After a few minutes, I ask Bernadette what chicha really is. "Eh, I mean," she tilts that sack of a head to the side, taking a sip from her own bowl. "No fucking clue. This isn't chicha, really, it's not. They just call it that because they made authentic chicha way back. This uses fermented apples, rice and who knows what else. Look, they're making more in the other pot."

I gaze into the other pot and wish I hadn't. Flaky, colourless apples are willowing around in a murky mildew. Each one is a maimed planet in orbit, swirling around to eventually convert into a very drinkable poison. These are my misdoings in a melting pot, this is forbidden fruit and I'm being pressured to drink it. This is the pot of first, fermented sin. No, thank you. 

"Is it safe?"

"Could be."

"I think I'll leave. Sorry. I can't stomach even the sight of it."

"Don't. You're here now."

"Bernadette, where did you learn to speak good English?"

"Eh?"

"I just wanted something to distract me from this... dangerous, homemade moonshine..."
Bernadette laughs, causing that dishevelled facial fabric to stretch and shrink.

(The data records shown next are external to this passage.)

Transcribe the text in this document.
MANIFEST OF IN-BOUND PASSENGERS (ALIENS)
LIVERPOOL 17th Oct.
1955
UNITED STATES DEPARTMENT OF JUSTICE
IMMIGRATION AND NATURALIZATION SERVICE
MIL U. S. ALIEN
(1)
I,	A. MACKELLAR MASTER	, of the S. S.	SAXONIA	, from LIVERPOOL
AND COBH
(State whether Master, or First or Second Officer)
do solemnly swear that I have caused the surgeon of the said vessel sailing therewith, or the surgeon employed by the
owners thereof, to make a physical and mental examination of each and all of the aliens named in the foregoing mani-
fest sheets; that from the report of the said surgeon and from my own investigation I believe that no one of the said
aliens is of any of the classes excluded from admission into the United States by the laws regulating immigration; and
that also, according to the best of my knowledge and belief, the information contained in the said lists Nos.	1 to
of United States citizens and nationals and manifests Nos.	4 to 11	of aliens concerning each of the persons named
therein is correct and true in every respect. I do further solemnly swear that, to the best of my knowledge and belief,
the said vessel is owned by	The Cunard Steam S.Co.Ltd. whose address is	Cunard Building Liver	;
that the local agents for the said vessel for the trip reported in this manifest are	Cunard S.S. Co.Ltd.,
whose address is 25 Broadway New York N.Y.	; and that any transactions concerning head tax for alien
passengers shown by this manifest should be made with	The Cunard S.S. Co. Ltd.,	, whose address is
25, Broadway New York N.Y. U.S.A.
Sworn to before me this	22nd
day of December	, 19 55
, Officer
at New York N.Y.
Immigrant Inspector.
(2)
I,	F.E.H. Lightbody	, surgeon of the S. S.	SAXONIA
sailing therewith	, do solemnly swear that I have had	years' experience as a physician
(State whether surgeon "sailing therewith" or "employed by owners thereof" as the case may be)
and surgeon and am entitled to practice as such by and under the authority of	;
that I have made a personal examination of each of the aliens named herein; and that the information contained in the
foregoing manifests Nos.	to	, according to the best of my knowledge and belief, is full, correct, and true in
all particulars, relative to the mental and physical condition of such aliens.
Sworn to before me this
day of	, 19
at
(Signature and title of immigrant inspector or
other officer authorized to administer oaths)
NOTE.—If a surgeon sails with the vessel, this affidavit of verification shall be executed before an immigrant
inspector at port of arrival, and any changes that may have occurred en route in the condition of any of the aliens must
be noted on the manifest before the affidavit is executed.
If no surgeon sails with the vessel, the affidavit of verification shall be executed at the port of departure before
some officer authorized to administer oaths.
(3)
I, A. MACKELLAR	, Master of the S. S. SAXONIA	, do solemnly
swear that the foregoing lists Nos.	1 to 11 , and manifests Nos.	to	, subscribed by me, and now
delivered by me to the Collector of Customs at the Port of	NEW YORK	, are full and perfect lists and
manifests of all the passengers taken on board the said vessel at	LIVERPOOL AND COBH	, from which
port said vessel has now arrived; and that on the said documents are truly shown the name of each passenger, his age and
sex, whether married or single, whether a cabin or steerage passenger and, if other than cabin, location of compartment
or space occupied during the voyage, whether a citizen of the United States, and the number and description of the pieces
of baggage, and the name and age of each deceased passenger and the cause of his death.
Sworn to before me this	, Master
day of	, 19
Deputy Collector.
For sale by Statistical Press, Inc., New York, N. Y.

Numerous heads turn and the fiesta dampens; they really are afraid of her. "Girl, all moonshine is like that. That's what makes it moonshine."

"Really?"

"Yeah. But, if I have to answer your question, my parents were English teachers, I think. That's why I'm Americanised. Well, could be."

"If you'll let me ask, I'd—" 

"Enough of this asking, girl. Drink it."

She passes me her bowl of chicha, which I very reluctantly hold in my hands. Lord, do not let this pool, do not tempt me, Lord.